Background: In the randomized phase III KEYNOTE-585 trial, neoadjuvant/adjuvant pembrolizumab plus chemotherapy was not superior to placebo plus chemotherapy for event-free survival (EFS) in participants with locally advanced gastric or gastroesophageal (GEJ) adenocarcinoma. However, pembrolizumab plus chemotherapy significantly improved pathologic complete response (pCR) versus placebo plus chemotherapy (difference 10.9%, 95% confidence interval (CI) 7.5% to 14.8%, P < 0.00001). This post hoc analysis evaluated whether pCR, major pathologic response (mPR), and pathologic downstaging (pDS) after neoadjuvant/adjuvant pembrolizumab plus chemotherapy are associated with improved survival outcomes. Patients and methods: Eligible participants had untreated, locally advanced gastric or GEJ adenocarcinoma (including Siewert type 2 or 3) and were scheduled for surgery after preoperative chemotherapy. The main cohort received pembrolizumab or placebo plus chemotherapy [cisplatin plus capecitabine (XP) or cisplatin plus 5-fluorouracil (FP)], whereas the safety cohort received pembrolizumab or placebo plus docetaxel, oxaliplatin, 5-fluorouracil, and leucovorin (FLOT).

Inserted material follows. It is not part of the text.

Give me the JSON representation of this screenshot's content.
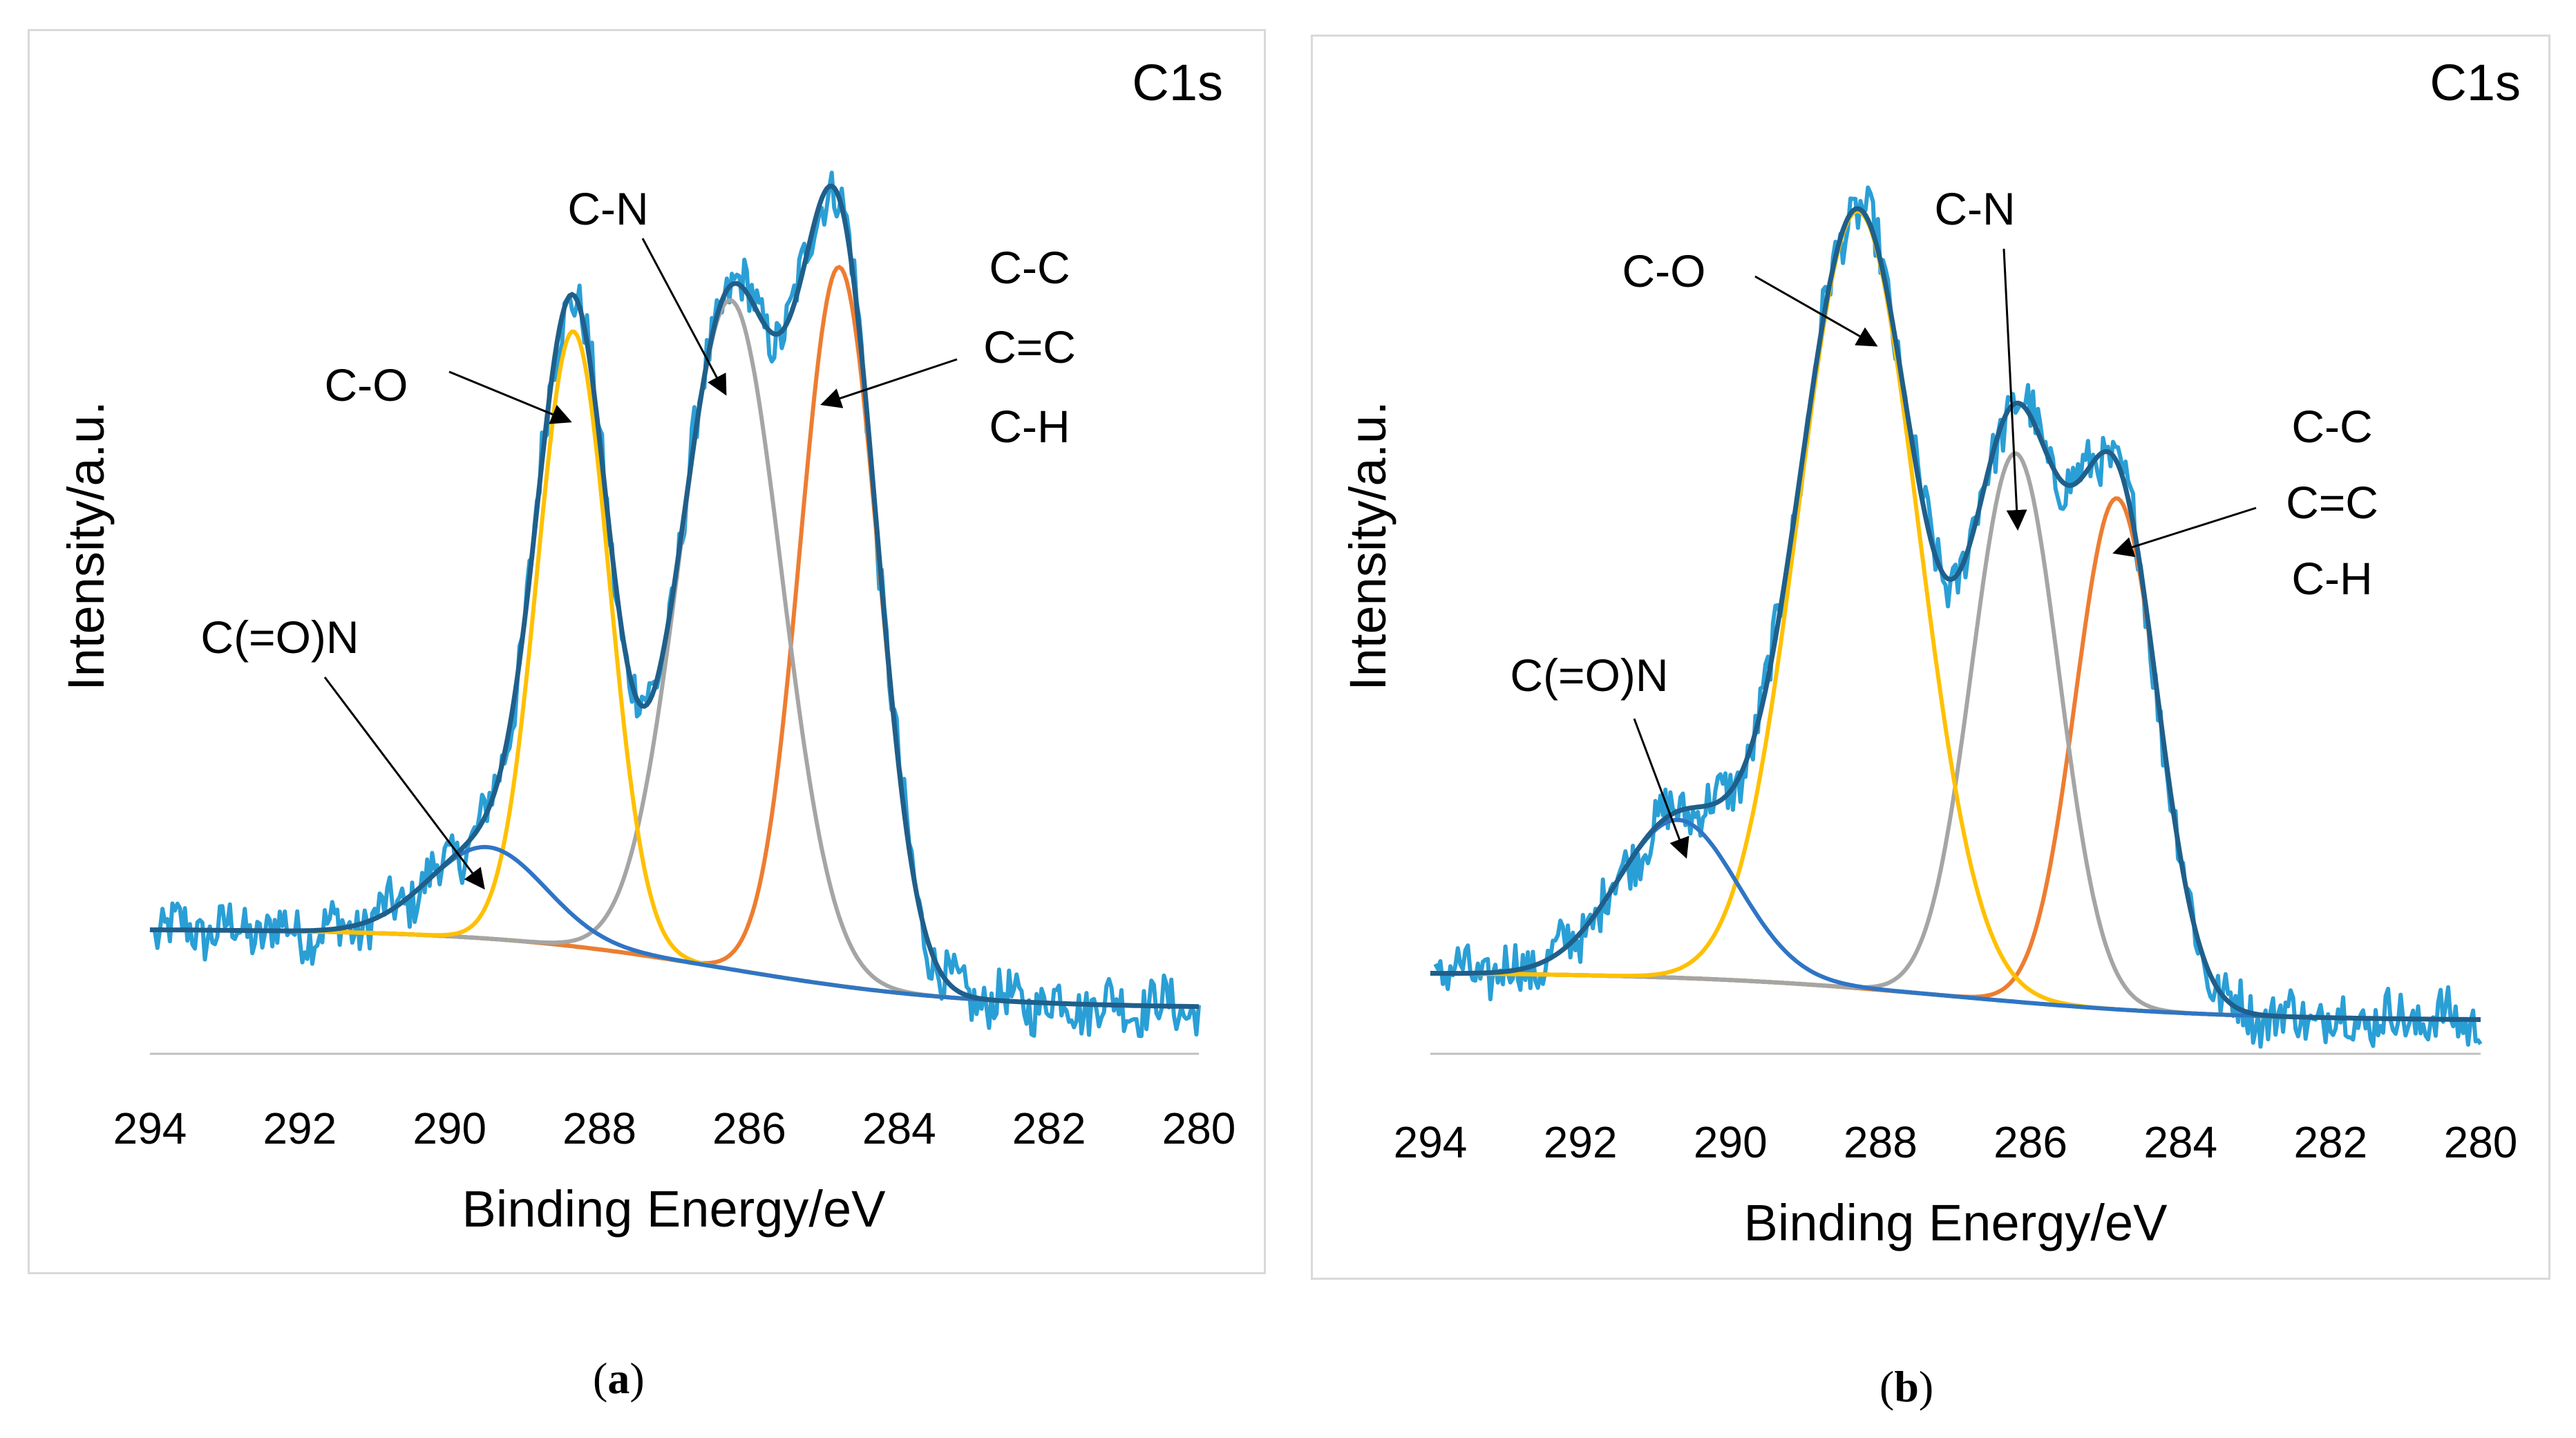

The outcomes for this post hoc analysis were the relationship between pCR, mPR, pDS to N0, or any pDS with EFS per RECIST v1.1 (by investigator) and overall survival (OS). We report outcomes in the main and FLOT cohorts combined. The data cut-off date was 9 February 2023. Results: A total of 1007 participants were enrolled and randomly assigned (n = 502, pembrolizumab plus chemotherapy; n = 505, placebo plus chemotherapy); 221 (44.0%) and 172 (34.1%) participants, respectively, had pathologic nodal stage N0. The pCR rate was 13.9% with pembrolizumab plus chemotherapy and 2.8% with placebo plus chemotherapy; mPR rates were 31.5% and 22.2%, respectively. Among participants who experienced mPR (<= 10% residual viable tumor), the hazard ratios for EFS and OS were 0.6 (95% CI 0.4-1.0) and 0.7 (95% CI 0.4-1.2), respectively, for pembrolizumab plus chemotherapy compared with placebo plus chemotherapy. Conclusion: These findings suggest a potential association between pCR, mPR, or pDS and survival in patients with locally advanced gastric or GEJ adenocarcinoma, although further validation is needed.